Add to application.properties (reference environment variables):

textbee.device-id=${TEXTBEE_DEVICE_ID}
textbee.api-key=${TEXTBEE_API_KEY}

Register a RestTemplate bean in your configuration:

@Bean
public RestTemplate restTemplate() {
    return new RestTemplate();
}

What the API returns

On success:

{
  "data": {
    "success": true,
    "message": "SMS added to queue for processing",
    "smsBatchId": "abc123xyz",
    "recipientCount": 1
  }
}

On failure, you get a non-2xx HTTP status. The response body contains an error message. All three examples above throw a RuntimeException with the status code and body — catch it in your calling code and handle accordingly (retry logic, alerting, fallback).

Sending to multiple recipients

Pass multiple numbers in the recipients list:

String body = MAPPER.writeValueAsString(Map.of(
    "recipients", List.of("+15551111111", "+15552222222", "+15553333333"),
    "message",    "Reminder: team meeting at 3pm today."
));

All recipients get the same message body in one API call and one batch ID.

Things worth knowing

Phone number format: Use E.164 (+15551234567).
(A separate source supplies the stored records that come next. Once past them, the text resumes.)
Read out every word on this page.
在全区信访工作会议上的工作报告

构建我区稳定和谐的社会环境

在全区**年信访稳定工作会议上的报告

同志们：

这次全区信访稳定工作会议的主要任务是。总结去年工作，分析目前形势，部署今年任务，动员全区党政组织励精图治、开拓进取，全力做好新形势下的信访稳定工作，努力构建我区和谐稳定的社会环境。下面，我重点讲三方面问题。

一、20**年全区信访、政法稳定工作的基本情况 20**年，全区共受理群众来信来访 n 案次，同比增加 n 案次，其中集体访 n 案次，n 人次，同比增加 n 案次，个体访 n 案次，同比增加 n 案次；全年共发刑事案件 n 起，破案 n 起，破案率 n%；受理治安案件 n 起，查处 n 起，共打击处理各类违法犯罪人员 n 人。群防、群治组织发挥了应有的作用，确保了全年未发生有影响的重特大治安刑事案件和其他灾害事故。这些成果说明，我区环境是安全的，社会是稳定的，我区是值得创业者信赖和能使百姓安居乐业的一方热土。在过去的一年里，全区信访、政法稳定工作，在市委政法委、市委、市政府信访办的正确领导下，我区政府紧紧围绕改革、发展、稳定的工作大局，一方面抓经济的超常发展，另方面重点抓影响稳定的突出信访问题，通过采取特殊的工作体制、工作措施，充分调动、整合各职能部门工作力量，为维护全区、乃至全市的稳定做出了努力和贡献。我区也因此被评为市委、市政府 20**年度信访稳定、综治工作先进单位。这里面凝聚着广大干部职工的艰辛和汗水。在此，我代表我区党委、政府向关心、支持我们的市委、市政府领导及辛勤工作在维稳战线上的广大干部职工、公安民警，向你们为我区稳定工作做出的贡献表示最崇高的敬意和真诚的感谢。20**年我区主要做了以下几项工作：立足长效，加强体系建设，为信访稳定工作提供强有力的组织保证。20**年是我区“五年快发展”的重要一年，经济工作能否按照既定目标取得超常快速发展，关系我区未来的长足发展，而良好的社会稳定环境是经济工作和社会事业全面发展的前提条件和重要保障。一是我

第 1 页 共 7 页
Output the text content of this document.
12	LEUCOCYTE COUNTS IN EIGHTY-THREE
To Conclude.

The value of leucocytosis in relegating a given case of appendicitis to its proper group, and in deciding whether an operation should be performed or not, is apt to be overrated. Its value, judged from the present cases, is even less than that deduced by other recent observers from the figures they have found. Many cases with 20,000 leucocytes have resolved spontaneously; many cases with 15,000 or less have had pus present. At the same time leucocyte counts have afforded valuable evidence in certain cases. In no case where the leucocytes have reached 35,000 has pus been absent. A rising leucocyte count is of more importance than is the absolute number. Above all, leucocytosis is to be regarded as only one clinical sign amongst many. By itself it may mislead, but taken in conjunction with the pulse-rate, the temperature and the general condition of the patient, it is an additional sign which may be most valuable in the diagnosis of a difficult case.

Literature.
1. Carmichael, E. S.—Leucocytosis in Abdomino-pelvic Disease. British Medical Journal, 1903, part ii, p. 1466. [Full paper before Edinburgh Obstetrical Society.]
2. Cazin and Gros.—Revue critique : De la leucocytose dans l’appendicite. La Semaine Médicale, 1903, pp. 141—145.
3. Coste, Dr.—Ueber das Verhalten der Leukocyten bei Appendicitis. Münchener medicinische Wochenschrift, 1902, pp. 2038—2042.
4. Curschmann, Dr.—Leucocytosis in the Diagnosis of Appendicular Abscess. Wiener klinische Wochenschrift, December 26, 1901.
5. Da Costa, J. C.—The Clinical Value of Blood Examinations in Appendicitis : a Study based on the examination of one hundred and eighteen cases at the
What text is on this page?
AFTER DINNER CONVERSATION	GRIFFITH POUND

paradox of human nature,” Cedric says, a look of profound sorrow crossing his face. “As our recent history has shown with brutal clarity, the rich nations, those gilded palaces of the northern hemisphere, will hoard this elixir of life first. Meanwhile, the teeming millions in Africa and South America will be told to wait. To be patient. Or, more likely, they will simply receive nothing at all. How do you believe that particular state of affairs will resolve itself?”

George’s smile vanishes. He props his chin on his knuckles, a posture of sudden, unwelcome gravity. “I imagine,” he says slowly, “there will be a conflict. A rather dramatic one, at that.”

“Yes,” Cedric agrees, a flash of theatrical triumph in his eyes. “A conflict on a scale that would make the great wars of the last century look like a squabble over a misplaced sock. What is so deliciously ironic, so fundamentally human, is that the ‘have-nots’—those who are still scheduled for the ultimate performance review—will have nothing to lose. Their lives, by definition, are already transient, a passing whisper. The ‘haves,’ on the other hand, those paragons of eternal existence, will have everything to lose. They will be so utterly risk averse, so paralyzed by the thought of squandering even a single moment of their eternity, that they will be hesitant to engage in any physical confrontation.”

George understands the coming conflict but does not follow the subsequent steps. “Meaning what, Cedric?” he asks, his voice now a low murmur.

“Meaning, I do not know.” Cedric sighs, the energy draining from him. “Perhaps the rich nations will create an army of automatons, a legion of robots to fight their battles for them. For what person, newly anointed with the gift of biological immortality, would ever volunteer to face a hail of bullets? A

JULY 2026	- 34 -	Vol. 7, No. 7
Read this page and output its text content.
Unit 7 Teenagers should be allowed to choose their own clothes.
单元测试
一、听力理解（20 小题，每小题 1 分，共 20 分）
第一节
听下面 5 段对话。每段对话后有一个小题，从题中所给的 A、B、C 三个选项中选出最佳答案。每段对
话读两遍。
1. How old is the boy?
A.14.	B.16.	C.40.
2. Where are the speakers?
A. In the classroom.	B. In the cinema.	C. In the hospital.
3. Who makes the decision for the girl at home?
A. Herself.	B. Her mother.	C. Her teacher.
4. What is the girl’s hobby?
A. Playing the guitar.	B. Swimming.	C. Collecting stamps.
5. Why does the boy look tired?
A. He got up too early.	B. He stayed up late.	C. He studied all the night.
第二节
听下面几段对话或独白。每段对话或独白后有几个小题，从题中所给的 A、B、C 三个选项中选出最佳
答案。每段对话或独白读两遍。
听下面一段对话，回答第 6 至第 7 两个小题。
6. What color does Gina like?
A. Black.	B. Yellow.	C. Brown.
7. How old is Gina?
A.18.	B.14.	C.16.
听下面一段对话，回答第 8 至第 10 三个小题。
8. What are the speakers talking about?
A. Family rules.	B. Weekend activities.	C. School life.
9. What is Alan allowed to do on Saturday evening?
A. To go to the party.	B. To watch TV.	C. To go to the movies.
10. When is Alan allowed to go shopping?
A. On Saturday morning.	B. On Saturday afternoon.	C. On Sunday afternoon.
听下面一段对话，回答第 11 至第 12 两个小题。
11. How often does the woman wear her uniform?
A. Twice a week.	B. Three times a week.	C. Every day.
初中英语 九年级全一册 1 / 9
Local formats may work for same-country sends but E.164 is unambiguous and always correct.

Thread safety: HttpClient (Java 11+) and OkHttpClient are thread-safe and should be shared as singletons — create once, reuse everywhere. Don't instantiate a new client per request.

No per-message fee: Messages route through your own Android SIM. See pricing for the flat subscription tiers.

Opt-in compliance: Read the SMS compliance checklist before sending to lists.

Frequently asked questions

Is there a Java SDK for textbee?

Not yet. The REST API is simple enough — the examples above cover all common use cases. The API docs cover inbound webhooks, device status, and batch operations for anything beyond single sends.

What Java version is required?

Option 1 (native HttpClient) requires Java 11+. Options 2 (OkHttp) and 3 (Spring Boot) work on Java 8+. For new projects, Java 17 LTS or Java 21 LTS is recommended.

Can I use this in a Spring Boot application?

Yes — Option 3 above integrates directly into the Spring dependency injection model. For async sends (non-blocking), wrap the RestTemplate call in a @Async method or use WebClient from Spring WebFlux instead.

How do I handle async sending in Java?

Wrap the send call in a CompletableFuture:

CompletableFuture.runAsync(() -> {
    try {
        sendSms("+15551234567", "Your order has shipped!");
    } catch (Exception e) {
        log.error("SMS send failed", e);
    }
});

Or use Spring's @Async annotation on the service method for cleaner integration.